Abstract: Once a gravitational wave signal is detected, the measurement of its source parameters is important to achieve various scientific goals. This is done through Bayesian inference, where the analysis cost increases with the model complexity and the signal duration. For typical binary black hole signals with precession and higher-order modes, one has 15 model parameters. With standard methods, such analyses require at least a few days. For strong gravitational wave lensing, where multiple images of the same signal are produced, the joint analysis of two data streams requires 19 parameters, further increasing the complexity and run time. Moreover, for third generation detectors, due to the lowered minimum sensitive frequency, the signal duration increases, leading to even longer analysis times. With the increased detection rate, such analyses can then become intractable. In this work, we present a fast and precise parameter estimation method relying on relative binning and capable of including higher-order modes and precession.
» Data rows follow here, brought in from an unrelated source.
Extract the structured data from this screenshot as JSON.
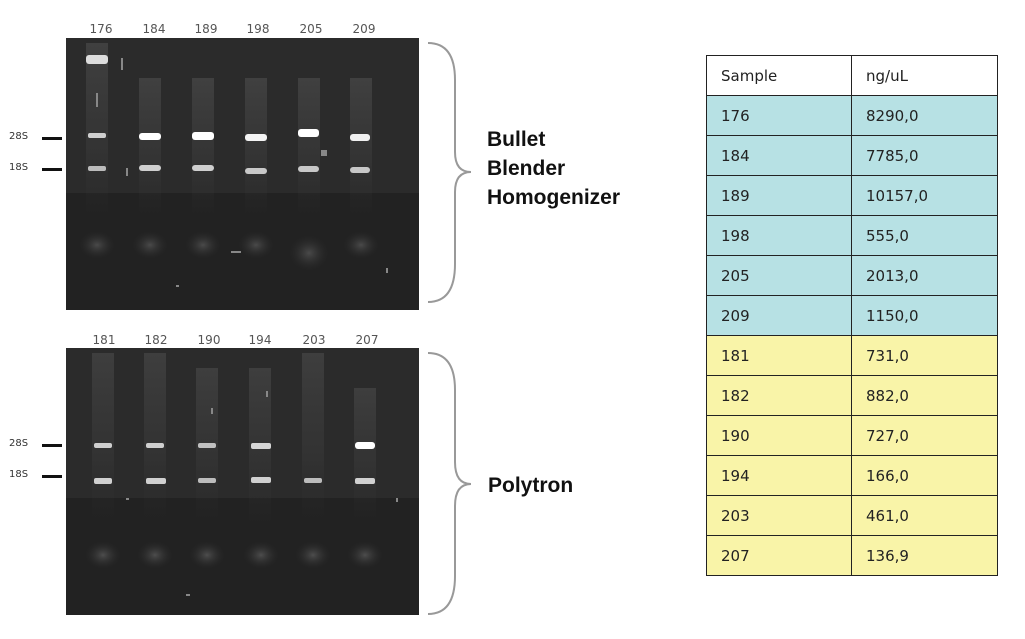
{
  "gels": [
    {
      "lanes": [
        "176",
        "184",
        "189",
        "198",
        "205",
        "209"
      ],
      "markers": [
        "28S",
        "18S"
      ],
      "group_label": [
        "Bullet",
        "Blender",
        "Homogenizer"
      ]
    },
    {
      "lanes": [
        "181",
        "182",
        "190",
        "194",
        "203",
        "207"
      ],
      "markers": [
        "28S",
        "18S"
      ],
      "group_label": [
        "Polytron"
      ]
    }
  ],
  "table": {
    "headers": [
      "Sample",
      "ng/uL"
    ],
    "rows": [
      {
        "sample": "176",
        "value": "8290,0",
        "group": "blue"
      },
      {
        "sample": "184",
        "value": "7785,0",
        "group": "blue"
      },
      {
        "sample": "189",
        "value": "10157,0",
        "group": "blue"
      },
      {
        "sample": "198",
        "value": "555,0",
        "group": "blue"
      },
      {
        "sample": "205",
        "value": "2013,0",
        "group": "blue"
      },
      {
        "sample": "209",
        "value": "1150,0",
        "group": "blue"
      },
      {
        "sample": "181",
        "value": "731,0",
        "group": "yellow"
      },
      {
        "sample": "182",
        "value": "882,0",
        "group": "yellow"
      },
      {
        "sample": "190",
        "value": "727,0",
        "group": "yellow"
      },
      {
        "sample": "194",
        "value": "166,0",
        "group": "yellow"
      },
      {
        "sample": "203",
        "value": "461,0",
        "group": "yellow"
      },
      {
        "sample": "207",
        "value": "136,9",
        "group": "yellow"
      }
    ]
  },
  "colors": {
    "gel_background": "#2a2a2a",
    "band": "#ffffff",
    "blue_rows": "#b7e1e4",
    "yellow_rows": "#f9f4a8"
  }
}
We also extend the method to perform joint Bayesian inference for lensed gravitational wave signals. Then, we compare its accuracy and speed to those of state-of-the-art parameter estimation routines by analyzing a set of simulated signals for the current and third generation of interferometers. Additionally, for the first time, we analyze some real events known to contain higher-order modes with relative binning. For binary black hole systems with a total mass larger than $50\, M_{\odot}$, our method is about 2.5 times faster than current techniques. This speed-up increases for lower masses, with the analysis time being reduced by a factor of 10 on average. In all cases, the recovered posterior probability distributions for the parameters match those found with traditional techniques.